Ender croyait, mais n’en était pas sûr, de sorte qu’il se tut.

— Non, naturellement. Alors, je vais présenter les choses brutalement. Les êtres humains sont libres, sauf lorsque l’Humanité a besoin d’eux. Il est possible que l’Humanité ait besoin de toi. Pour faire quelque chose. Je crois que l’Humanité a besoin de moi – pour déterminer à quoi tu peux servir. Il est possible que nous soyons tous les deux des créatures méprisables, Ender, mais si l’Humanité survit, dans ce cas, nous étions de bons outils.

— Est-ce tout ? De simples outils ?

— Les individus sont des outils, que les autres utilisent afin que nous survivions tous.

— C’est un mensonge.

— Non. Ce n’est que la moitié de la vérité. Tu pourras chercher à connaître l’autre moitié quand nous aurons gagné la guerre.

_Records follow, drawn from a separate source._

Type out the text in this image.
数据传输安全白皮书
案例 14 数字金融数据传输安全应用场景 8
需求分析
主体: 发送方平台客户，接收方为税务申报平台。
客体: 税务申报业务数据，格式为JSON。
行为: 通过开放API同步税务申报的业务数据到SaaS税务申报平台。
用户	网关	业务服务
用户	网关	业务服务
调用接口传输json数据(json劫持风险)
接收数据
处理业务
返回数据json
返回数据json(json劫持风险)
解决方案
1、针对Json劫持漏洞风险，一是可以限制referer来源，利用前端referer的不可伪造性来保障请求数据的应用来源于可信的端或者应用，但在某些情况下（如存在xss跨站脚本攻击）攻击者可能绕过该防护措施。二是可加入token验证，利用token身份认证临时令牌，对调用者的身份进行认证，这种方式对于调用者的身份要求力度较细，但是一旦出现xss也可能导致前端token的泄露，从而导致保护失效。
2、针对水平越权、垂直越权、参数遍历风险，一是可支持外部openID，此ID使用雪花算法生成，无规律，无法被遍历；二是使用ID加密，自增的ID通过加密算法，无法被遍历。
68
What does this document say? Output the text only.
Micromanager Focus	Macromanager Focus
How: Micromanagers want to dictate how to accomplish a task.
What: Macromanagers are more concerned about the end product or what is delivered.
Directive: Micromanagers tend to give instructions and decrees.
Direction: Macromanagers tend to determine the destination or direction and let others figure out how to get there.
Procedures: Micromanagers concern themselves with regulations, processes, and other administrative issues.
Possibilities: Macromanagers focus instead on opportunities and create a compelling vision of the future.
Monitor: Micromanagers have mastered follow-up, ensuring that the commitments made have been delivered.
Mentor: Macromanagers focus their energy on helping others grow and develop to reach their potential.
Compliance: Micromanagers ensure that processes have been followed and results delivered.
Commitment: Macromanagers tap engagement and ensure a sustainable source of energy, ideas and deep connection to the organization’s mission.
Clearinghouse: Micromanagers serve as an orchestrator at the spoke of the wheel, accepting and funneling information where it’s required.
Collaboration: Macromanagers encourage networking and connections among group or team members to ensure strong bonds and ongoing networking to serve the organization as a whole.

— Elle sera terminée avant que je sois grand, émit Ender.

— J’espère que tu te trompes, répondit Graff. À propos, tu ne sers guère tes intérêts en parlant avec moi. Les autres élèves sont certainement en train de se dire que ce vieux Ender Wiggin est en train de lécher les bottes de Graff. Si on raconte partout que tu es un fayot, tu seras définitivement gelé.

En d’autres termes : Va-t’en et fiche-moi la paix.

— Au revoir, dit Ender.

Puis il s’éloigna dans le tube que les autres élèves avaient déjà emprunté. Graff le regarda partir. Un professeur, près de lui, dit :

— Est-ce lui ?

— Dieu seul le sait, répondit Graff. Si ce n’est pas Ender, il ferait mieux de ne pas tarder à se montrer.

— Ce n’est peut-être personne, émit le professeur.

— Peut-être. Mais dans ce cas, Andersen, Dieu est certainement un doryphore. Souvenez-vous de ce que je vous dis.

— Je n’y manquerai pas.

Ils restèrent quelques instants silencieux.

— Anderson.

— Mmmm ?

— Le petit se trompe. Je suis son ami.

— Je sais.

— Il est propre. Jusqu’au fond du cœur, il est bon.

— J’ai lu les rapports.

— Anderson, imaginez ce que nous allons lui faire.

Anderson était méfiant.

— Nous allons faire de lui le meilleur stratège de l’histoire.

— Et, ensuite, le destin de l’Humanité reposera sur ses épaules. Dans son intérêt, j’espère que ce n’est pas lui. Vraiment.

— Réjouissez-vous. Il est possible que les doryphores nous tuent tous avant que sa formation soit terminée.

Graff sourit.

— Vous avez raison. Je me sens déjà mieux.